De la drague hédoniste au harcèlement sexuel islamiste, par Abdessamad Dialmy*

De la drague hédoniste au harcèlement sexuel islamiste, par Abdessamad Dialmy*

Suite à la violence sexuelle subie récemment par une jeune fille à Tanger, voici quelques idées que j’ai déjà émises au sujet de la violence sexiste et sexuelle et que je reprends ici avec quelques autres précisions et propositions.

            La violence sexuelle subie par la jeune fille en question n’est pas un harcèlement sexuel, mais plutôt un abus sexuel, voire un attentat à la pudeur ou une atteinte à la pudeur publique. Et il faut également rappeler que les agences des Nations-Unies comme l’OMS, le FNUAP et le HCR énumèrent différentes formes de violences sexuelles à l’égard des femmes, allant de la moins grave, le harcèlement en l’occurrence, à la plus grave, le viol, en passant par l’abus sexuel. D’autres violences sont également identifiées comme l’exploitation sexuelle, les tortures sexuelles comme arme de guerre…

            Le harcèlement sexuel dans la rue est-il justiciable ?

            Certes, la vidéo Tanger a choqué l’opinion publique, mais ce genre de violences sexuelles se répète sans constituer un phénomène statistiquement fréquent et significatif. La dernière enquête du HCP révèle en effet que le pourcentage des violences sexuelles à l’égard des femmes reste très faible, une fois comparé à celui des violences psychologiques et physiques. Comme les autres (mé)faits antérieurs du même genre, le (mé)fait sexuel de Tanger est un fait divers amplifié par les réseaux sociaux, et ainsi transformé en fait spectaculaire, en spectacle donné à un voyeurisme national qui ne dit pas son nom.

            Pour revenir au harcèlement sexuel de manière précise, il faut rappeler que le « Code pénal » marocain pénalise le harcèlement sexuel en milieu professionnel depuis 2003. Ce harcèlement est appelé également sextorsion dans le sens où il s’agit d’extorquer à la « victime » une faveur sexuelle contre une faveur professionnelle, voire contre un droit qu’on refuse d’accorder la « victime » à moins que celle-ci n’accorde une faveur sexuelle.

            Quant à la loi 103-13 de 2018, elle va plus loin en pénalisant le harcèlement sexuel dans l’espace public/rue. Cependant, cette loi définit le harcèlement sexuel comme un fait répétitif, un fait répété par la même personne contre une même personne. C’est la répétition qui définit ici le harcèlement comme délit permettant de poursuivre l’harceleur en justice afin de le condamner à une peine de prison. Pour le moment, il est nécessaire de réaliser une étude évaluative objective (non gouvernementale) de la mise en oeuvre de la loi 103-13 pour voir dans quelle mesure le harcèlement est déclaré, poursuivi et puni. D’où les questions suivantes : la loi103-13 a-t-elle été budgétisée ? Quel est le degré de son application ? Et quel est l’indice de son impact sur la réduction des violences sexistes et sexuelles, le harcèlement entre autres, telle que la loi le définit ? La loi 103-13 a-t-elle un effet dissuasif sur d’autres formes de harcèlement sexuel ?    

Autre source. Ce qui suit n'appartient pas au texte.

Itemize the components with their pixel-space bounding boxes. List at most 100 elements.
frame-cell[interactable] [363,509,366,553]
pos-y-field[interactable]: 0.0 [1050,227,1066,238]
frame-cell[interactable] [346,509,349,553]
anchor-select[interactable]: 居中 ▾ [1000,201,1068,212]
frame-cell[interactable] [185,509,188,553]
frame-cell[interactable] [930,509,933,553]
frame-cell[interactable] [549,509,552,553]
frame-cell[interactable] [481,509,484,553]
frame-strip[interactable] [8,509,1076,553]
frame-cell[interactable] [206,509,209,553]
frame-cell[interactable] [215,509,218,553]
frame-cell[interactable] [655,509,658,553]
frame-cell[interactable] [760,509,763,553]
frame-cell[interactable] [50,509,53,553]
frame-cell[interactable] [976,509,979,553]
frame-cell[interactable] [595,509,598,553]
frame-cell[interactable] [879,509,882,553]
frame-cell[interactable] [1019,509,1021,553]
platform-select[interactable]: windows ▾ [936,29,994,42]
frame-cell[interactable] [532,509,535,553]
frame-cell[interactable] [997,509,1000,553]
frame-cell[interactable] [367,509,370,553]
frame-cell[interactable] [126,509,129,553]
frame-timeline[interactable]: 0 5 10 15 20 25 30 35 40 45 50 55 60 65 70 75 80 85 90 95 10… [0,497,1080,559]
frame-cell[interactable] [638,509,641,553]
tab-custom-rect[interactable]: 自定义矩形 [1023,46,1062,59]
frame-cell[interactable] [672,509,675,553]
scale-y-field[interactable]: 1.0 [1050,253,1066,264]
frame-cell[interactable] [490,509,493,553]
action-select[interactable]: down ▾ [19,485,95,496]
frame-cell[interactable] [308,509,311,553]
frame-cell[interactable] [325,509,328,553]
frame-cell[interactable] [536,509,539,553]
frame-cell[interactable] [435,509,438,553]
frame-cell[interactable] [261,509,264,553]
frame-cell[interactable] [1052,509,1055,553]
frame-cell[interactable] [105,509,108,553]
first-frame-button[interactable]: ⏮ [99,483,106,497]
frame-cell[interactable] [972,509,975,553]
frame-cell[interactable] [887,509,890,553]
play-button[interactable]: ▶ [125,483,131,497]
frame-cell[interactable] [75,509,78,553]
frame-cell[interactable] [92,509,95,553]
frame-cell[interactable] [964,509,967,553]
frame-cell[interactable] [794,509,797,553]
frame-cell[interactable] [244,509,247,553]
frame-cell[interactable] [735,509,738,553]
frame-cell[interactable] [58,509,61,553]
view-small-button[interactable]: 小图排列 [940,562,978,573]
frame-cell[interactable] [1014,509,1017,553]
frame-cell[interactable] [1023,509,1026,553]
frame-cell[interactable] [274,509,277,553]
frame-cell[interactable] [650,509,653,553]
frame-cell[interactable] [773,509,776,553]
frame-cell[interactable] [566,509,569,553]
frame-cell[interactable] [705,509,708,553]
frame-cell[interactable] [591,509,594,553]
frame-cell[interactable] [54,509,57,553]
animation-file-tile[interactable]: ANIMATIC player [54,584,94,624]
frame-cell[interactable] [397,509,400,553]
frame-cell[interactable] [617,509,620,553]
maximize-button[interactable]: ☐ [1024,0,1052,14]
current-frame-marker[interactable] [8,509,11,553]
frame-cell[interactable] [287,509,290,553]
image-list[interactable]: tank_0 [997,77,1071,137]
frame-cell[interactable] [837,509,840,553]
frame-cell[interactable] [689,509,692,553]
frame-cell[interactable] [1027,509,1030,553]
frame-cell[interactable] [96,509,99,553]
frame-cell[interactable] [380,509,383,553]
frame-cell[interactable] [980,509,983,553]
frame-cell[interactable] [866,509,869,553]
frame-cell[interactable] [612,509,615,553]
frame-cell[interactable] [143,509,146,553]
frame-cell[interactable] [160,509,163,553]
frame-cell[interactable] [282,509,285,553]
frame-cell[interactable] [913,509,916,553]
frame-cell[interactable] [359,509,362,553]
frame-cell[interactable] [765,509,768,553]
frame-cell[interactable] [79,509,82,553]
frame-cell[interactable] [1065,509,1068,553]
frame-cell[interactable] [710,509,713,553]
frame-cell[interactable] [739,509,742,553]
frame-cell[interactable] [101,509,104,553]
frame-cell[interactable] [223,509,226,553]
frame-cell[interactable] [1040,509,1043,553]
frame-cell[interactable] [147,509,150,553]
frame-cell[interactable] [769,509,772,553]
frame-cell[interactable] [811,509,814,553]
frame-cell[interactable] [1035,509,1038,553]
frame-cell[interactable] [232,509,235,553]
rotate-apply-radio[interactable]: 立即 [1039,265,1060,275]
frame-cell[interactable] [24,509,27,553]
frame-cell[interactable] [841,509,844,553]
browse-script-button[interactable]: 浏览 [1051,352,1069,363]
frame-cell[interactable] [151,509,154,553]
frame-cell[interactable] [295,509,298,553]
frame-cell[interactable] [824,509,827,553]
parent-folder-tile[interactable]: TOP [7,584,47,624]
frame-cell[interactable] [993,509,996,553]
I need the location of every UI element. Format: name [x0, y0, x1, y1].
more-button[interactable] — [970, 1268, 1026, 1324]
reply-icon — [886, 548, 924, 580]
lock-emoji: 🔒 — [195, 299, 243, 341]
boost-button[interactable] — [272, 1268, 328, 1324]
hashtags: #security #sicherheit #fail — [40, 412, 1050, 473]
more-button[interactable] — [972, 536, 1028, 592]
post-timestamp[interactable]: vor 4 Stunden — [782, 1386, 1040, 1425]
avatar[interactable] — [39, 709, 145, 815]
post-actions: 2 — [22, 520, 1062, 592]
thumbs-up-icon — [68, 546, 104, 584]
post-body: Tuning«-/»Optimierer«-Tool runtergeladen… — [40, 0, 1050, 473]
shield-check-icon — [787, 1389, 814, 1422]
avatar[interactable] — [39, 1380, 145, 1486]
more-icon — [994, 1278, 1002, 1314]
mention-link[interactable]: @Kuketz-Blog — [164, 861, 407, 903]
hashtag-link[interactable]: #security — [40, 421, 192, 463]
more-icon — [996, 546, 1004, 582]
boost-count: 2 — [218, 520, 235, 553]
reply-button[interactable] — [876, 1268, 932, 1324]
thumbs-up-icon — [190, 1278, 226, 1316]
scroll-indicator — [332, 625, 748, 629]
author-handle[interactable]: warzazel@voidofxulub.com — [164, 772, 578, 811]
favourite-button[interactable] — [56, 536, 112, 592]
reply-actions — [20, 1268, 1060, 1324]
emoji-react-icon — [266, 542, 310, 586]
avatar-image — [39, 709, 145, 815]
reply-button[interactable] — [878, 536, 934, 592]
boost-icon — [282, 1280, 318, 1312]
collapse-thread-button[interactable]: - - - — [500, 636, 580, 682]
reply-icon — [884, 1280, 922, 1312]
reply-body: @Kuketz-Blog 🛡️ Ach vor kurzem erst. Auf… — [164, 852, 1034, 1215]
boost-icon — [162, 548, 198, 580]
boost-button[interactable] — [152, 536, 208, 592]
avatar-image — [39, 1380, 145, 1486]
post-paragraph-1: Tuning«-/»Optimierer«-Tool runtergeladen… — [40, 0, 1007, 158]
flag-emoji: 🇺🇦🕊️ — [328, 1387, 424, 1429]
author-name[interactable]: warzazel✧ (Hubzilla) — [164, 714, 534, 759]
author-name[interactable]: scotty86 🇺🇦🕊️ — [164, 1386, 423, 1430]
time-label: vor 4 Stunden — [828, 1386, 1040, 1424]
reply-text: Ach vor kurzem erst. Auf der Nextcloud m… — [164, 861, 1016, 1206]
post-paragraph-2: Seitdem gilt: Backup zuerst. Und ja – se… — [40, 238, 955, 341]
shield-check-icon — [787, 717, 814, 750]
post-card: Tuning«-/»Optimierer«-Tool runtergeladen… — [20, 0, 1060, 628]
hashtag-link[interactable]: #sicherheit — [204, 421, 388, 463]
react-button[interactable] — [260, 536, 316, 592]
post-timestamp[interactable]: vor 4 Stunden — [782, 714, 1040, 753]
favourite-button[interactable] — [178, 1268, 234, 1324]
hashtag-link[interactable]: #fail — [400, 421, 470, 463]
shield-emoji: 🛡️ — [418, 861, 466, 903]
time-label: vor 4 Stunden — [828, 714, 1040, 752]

            En effet, la définition du harcèlement sexuel par la loi 103-13 ne peut pas prétendre à l’exhaustivité dans la mesure où le harcèlement sexuel dépasse largement la définition que cette loi retient. En effet, qu’en est-il du harcèlement exercé une seule fois contre une femme par un homme H , mais qui est répété sous la même forme ou sous d’autres formes par plusieurs autres hommes V, W, Y, X, Z… que ladite femme croise le même jour ? Il est évident que la loi 103-13 ne permet pas à cette femme de déposer une plainte pour harcèlement contre tous les hommes croisés dans la rue et qui lui ont lancé un regard insistant, un compliment, une invitation, un sifflement ou une insulte… C’est ce harcèlement masculin continu qui constitue un phénomène social majeur significatif et psychologiquement pesant (sur les femmes). Peut-on poursuivre en justice un homme qui adresse une parole, une invitation, une insulte à plusieurs femmes qu’il croise lors de sa journée ? Comment rendre ce phénomène lourd justiciable ? Est-il possible d’en établir une définition juridique et de le pénaliser ? Et d’abord comment l’établir ?

            De la drague libératoire au harcèlement répressif

            Pour comprendre le phénomène du harcèlement sexuel à la fois unique (de la part d’un seul homme) et répétitif (répliqué par plusieurs autres hommes), je propose d’abord de distinguer sociologiquement entre la « drague » et le « harcèlement » même si les deux phénomènes renvoient à une mixité sexuelle non encore vraiment banalisée et qui conduit par conséquent les hommes à ne voir dans les femmes dans la rue que des proies sexuelles, des corps, des corps apparemment à portée de la main.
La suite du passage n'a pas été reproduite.